There was a time, not too long ago, when gunshots and the drone of court hearings played like a soundtrack to Prince Wilson's life.

In 2011, his son Adam died after a shooting in an Oakland bar. Two years ago, his other son was shot in the leg. When the son's friend helped him to the car and the two drove away, a gunman shot and killed the friend at 98th Street and MacArthur Boulevard, Wilson said.

The personal tragedies and Oakland's climate of violence took their toll on Wilson, 65, and his family. He and his wife divorced after Adam's murder but got back together two years later. They split again after the more recent shooting.

A U.S. Army veteran who was born and raised in Oakland, Wilson needed to get away, but his options were limited. He moved to Modesto and found shelter in a complex for individuals with disabilities, where he spent six years before the place was shut down because of building code violations, he said in an interview. He crashed on couches, lived in his car and moved in with his brother for a month before finding shelter in San Jose through the nonprofit LifeMoves in early 2021. That helped, but it was, at best, a temporary solution.

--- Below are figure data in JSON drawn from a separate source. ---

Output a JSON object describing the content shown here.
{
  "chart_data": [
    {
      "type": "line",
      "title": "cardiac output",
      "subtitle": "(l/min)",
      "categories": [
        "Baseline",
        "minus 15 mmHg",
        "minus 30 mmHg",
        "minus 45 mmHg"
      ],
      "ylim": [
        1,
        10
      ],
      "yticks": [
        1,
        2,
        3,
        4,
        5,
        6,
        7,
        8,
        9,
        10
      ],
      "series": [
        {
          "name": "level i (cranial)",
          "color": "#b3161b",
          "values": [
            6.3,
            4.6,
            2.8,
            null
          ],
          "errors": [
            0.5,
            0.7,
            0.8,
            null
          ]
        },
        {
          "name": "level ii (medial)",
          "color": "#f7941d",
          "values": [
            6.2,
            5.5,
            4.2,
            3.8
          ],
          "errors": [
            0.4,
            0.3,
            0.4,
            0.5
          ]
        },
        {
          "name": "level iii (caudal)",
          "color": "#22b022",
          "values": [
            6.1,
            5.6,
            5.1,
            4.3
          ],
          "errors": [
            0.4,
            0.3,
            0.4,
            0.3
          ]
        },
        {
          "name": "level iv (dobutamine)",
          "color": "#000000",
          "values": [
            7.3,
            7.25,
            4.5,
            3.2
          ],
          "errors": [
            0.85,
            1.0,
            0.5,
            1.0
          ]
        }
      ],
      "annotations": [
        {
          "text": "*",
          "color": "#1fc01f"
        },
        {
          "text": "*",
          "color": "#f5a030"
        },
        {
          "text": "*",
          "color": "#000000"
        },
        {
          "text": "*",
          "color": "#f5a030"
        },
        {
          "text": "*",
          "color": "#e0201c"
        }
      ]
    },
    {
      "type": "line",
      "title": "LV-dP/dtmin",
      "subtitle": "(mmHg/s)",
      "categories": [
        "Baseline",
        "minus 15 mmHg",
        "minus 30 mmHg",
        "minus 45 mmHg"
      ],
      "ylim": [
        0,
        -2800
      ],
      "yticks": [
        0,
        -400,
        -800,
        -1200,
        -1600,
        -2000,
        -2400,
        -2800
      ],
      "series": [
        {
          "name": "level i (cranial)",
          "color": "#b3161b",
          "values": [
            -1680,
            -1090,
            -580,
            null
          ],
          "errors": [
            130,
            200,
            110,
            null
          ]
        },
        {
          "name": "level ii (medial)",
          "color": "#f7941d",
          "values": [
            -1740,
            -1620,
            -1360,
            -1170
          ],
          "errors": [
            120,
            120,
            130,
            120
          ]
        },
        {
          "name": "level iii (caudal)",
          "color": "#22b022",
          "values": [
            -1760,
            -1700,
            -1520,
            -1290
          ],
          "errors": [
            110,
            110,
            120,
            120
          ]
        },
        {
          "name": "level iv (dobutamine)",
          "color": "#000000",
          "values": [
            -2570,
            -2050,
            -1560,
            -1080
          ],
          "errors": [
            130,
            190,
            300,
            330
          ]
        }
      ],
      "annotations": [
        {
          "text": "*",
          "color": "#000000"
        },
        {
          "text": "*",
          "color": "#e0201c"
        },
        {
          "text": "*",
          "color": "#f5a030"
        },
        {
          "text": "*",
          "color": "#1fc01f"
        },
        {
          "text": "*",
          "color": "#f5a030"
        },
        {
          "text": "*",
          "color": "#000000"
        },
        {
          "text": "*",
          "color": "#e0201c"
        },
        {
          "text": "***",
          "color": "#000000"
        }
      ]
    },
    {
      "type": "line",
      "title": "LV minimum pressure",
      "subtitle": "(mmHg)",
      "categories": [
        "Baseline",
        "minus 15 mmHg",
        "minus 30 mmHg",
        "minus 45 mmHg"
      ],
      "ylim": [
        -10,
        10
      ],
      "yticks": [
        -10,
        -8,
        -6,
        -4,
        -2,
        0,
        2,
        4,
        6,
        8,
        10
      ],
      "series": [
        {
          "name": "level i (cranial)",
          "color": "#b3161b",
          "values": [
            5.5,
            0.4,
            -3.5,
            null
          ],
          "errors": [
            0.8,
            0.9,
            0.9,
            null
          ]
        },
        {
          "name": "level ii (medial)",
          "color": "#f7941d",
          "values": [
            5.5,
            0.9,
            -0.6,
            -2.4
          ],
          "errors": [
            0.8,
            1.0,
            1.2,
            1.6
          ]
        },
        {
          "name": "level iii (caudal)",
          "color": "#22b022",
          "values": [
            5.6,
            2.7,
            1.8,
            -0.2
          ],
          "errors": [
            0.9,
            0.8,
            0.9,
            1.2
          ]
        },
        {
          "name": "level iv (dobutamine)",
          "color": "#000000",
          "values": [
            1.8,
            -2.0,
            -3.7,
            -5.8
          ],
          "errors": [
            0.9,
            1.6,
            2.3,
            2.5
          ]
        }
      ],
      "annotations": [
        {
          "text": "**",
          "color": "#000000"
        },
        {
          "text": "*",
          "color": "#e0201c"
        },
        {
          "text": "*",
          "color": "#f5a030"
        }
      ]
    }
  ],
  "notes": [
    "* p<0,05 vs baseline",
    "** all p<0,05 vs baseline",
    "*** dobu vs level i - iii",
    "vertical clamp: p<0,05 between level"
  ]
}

His housing instability was compounded by health issues. Wilson, a custodian with the Oakland Unified School District, retired in 2006 after suffering a stroke that weakened the left side of his body. More recently, he had two throat surgeries and a heart surgery to replace five valves, he said.

But things turned around last May, when Wilson became one of the first tenants at Arroyo Green, a newly constructed 117-apartment complex in downtown Redwood City. Developed by the nonprofit MidPen Housing, Arroyo Green is part of a residential boom that has brought more than 4,000 new residential units to Redwood City since 2015.

Now Wilson, in addition to going to occupational therapy, physical therapy and volunteering at VA Palo Alto Healthcare Systems, has another routine: visiting the building's game room in the evening, putting on some Al Green and working on his pool shot. "I like to see if I still got it," Wilson recently told this news organization.